I'm trying to refresh my knowledge on RLC filters, and I'm using MATLAB to model it. Given an RLC circuit with the elements in series, taking the output at the capacitor should result in a 2nd-order low pass filter. You can see the circuit I'm trying to replicate here.

schematic

simulate this circuit – Schematic created using CircuitLab

However, the results don't seem to match up with what is expected. I'm using this Filter Design Tool as a check to see if my work matches up with the same values, but the results that I got, when plotted, doesn't make sense. Rather than getting the low pass filter, I seem to have gotten a Notch Filter, which doesn't make sense. I'm sure I got my transfer function right, but what in my code is causing this outcome? Could it be my component values are impractical that's causing this?

EDIT: To better show what I'm talking about, I cleaned up my code a bit, and below is an image of what I'm getting for the bode plot with the exact code. As you can see, it is definitely not a low pass filter as what I expected:

RLC Filter Output

clc; clear all; close all; clc;
omega=-1.*(10.^6):100:1.*(10.^6);    log_omega = log10(omega);
%Limits
nzero=zeros(size(omega));

L = 0.005;     R = 1200;      C =  (10.^-3) ;

%Terms    %Solutions
alpha = (R./(2.*L));        omega_z = 1./sqrt(L.*C);
s1 = (-1.*alpha.*alpha) + sqrt((alpha.^2)-(omega_z.^2));
s2 = (-1.*alpha.*alpha) - sqrt((alpha.^2)-(omega_z.^2));
f1 = s1./(2.*pi);    f2 = s2./(2.*pi);

%Denominator Impedances
ZR = R;
ZL = j.*omega.*L;
ZC = 1./(j.*omega.*C);
denom = ZR + ZL + ZC;

%Function
HC = (ZC)./ denom;    
magHC=abs(HC);    
logHC=log10(magHC);

subplot(2,1,1);
plot(omega,magHC);title('Log Freq. vs. Magnitude RLC-C, magHC');
xlabel('Freq.'); ylabel('Mag.');      hold on;

subplot(2,1,2);
plot(omega,logHC,'r');
title('Log Freq. vs. Log RLC-C, logHC'); xlabel('Freq.'); ylabel('Log.');
hold on;   

Best Answer

It is much easier to work in the s-domain and let Matlab do most of the work for you.
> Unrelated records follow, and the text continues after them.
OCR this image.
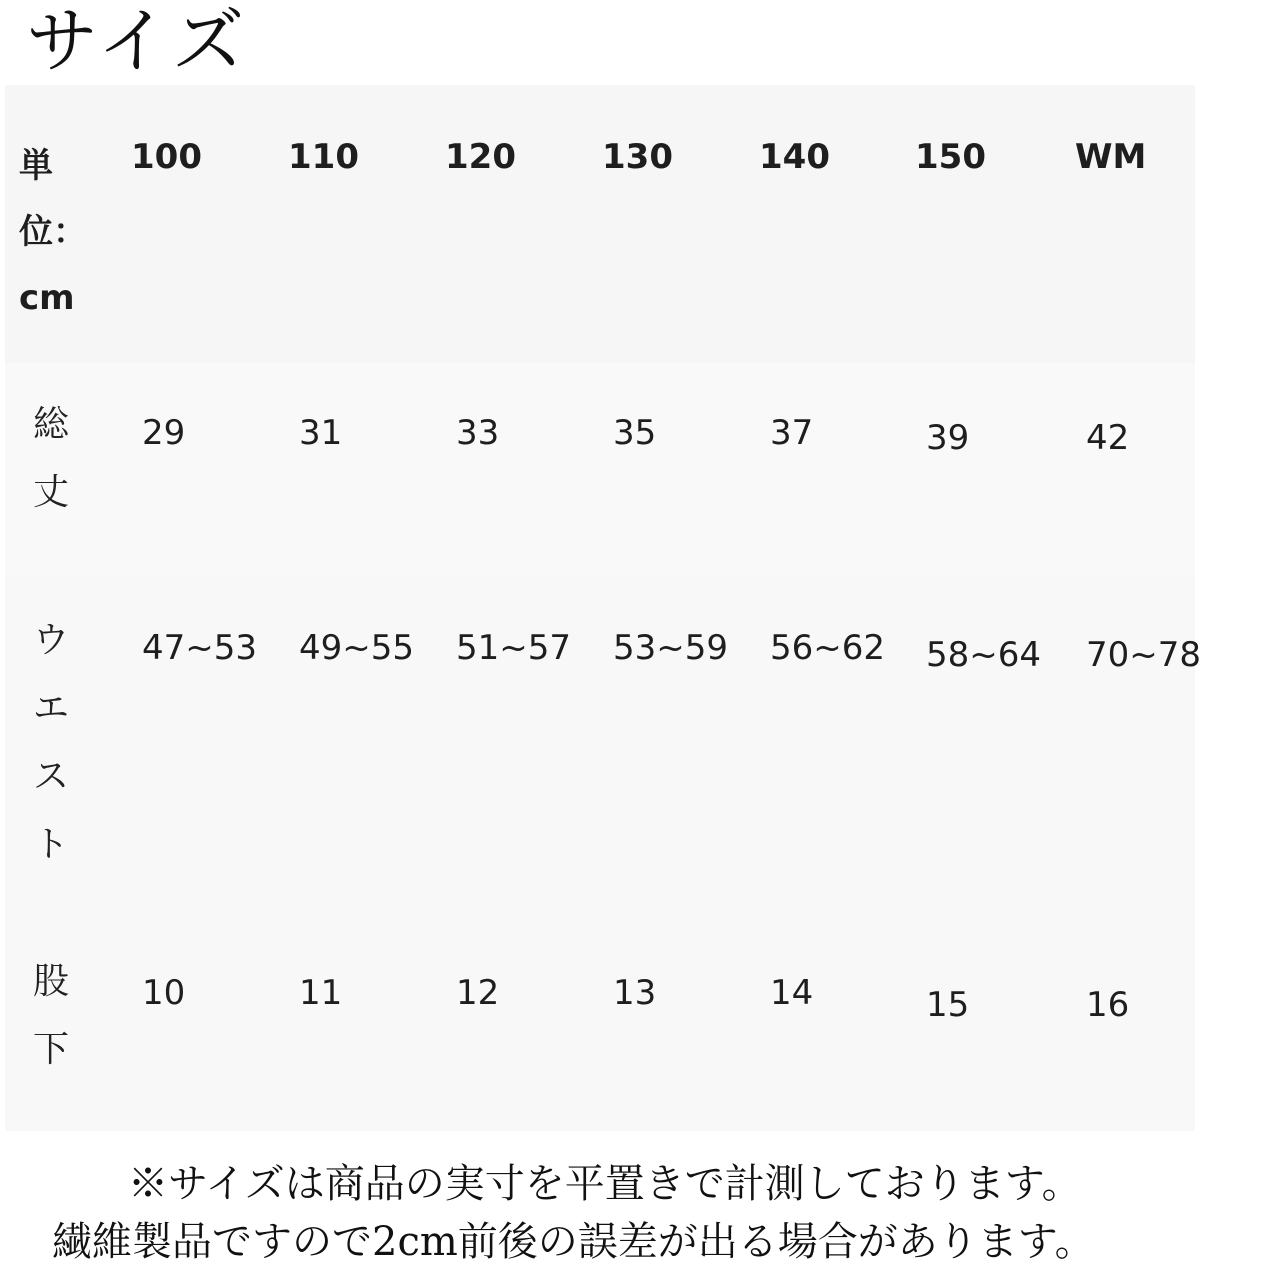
サイズ
単位：cm
100	110	120	130	140	150	WM
総丈
29	31	33	35	37	39	42
ウエスト
47~53 49~55 51~57 53~59 56~62 58~64 70~78
股下
10	11	12	13	14	15	16
※サイズは商品の実寸を平置きで計測しております。
繊維製品ですので2cm前後の誤差が出る場合があります。
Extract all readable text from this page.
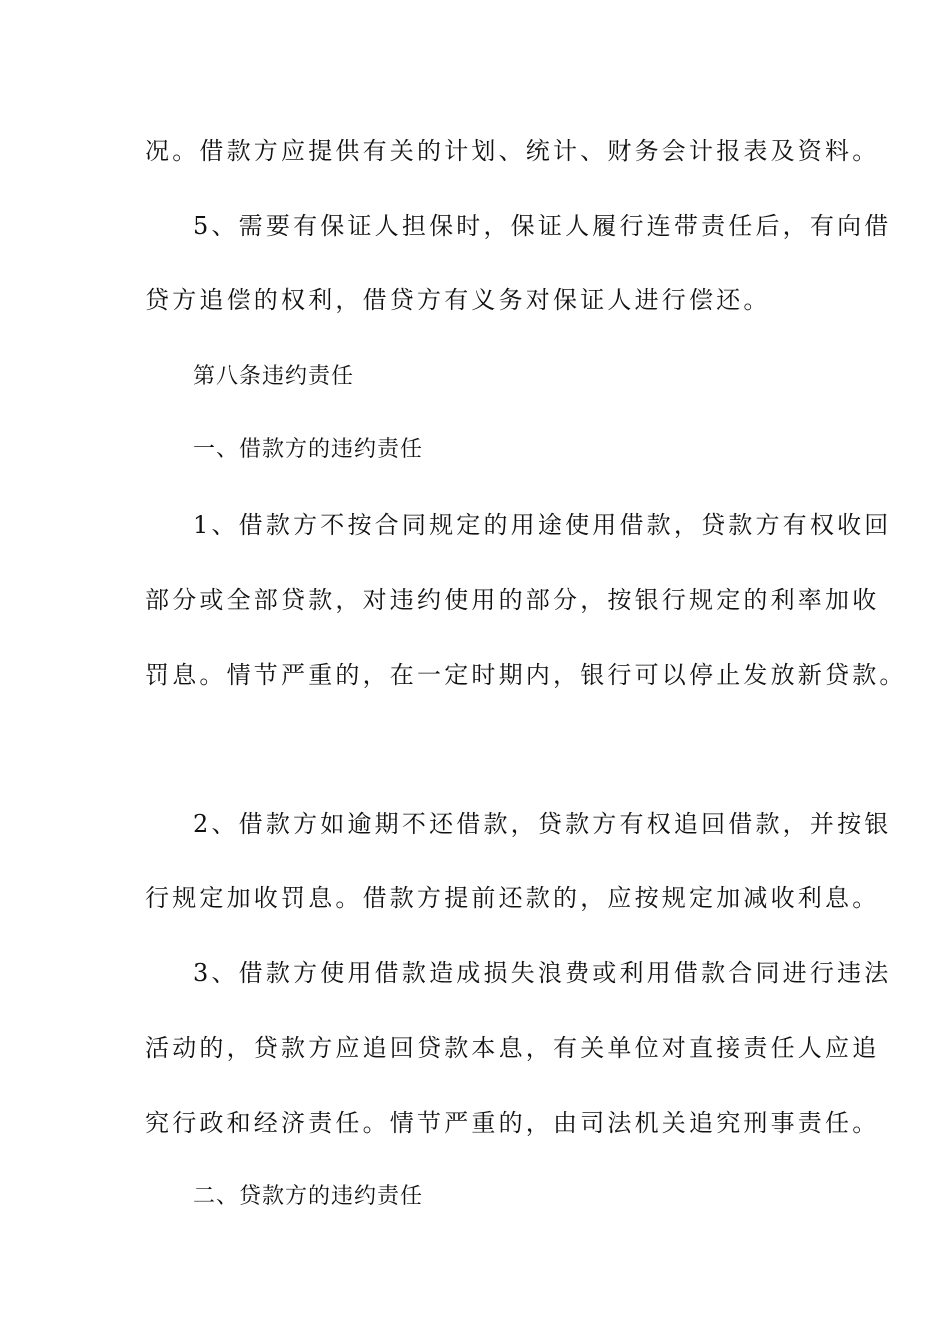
况。借款方应提供有关的计划、统计、财务会计报表及资料。
5、需要有保证人担保时，保证人履行连带责任后，有向借
贷方追偿的权利，借贷方有义务对保证人进行偿还。
第八条违约责任
一、借款方的违约责任
1、借款方不按合同规定的用途使用借款，贷款方有权收回
部分或全部贷款，对违约使用的部分，按银行规定的利率加收
罚息。情节严重的，在一定时期内，银行可以停止发放新贷款。
2、借款方如逾期不还借款，贷款方有权追回借款，并按银
行规定加收罚息。借款方提前还款的，应按规定加减收利息。
3、借款方使用借款造成损失浪费或利用借款合同进行违法
活动的，贷款方应追回贷款本息，有关单位对直接责任人应追
究行政和经济责任。情节严重的，由司法机关追究刑事责任。
二、贷款方的违约责任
See sample code:

L = 5000;     R = 1200;      C =  (10.^-3) ;

ZR = tf(R, 1);
ZL = tf([L 0],1);
ZC = tf(1,[C 0]);

H = ZC/(ZR+ZL+ZC);

bode(H)

Which yields the following bode plot:

enter image description here


EDIT:

I can't comment on the utility of negative frequencies, however your vector omega misses all of the interesting frequencies with respect to the filter.

Use the following span of test frequencies to repreduce a similar plot to Matlab's builtin in bode plot:

omega=logspace(-2,1,31);

A bode plot typically a log-log plot (y-axis is log due to use of dB).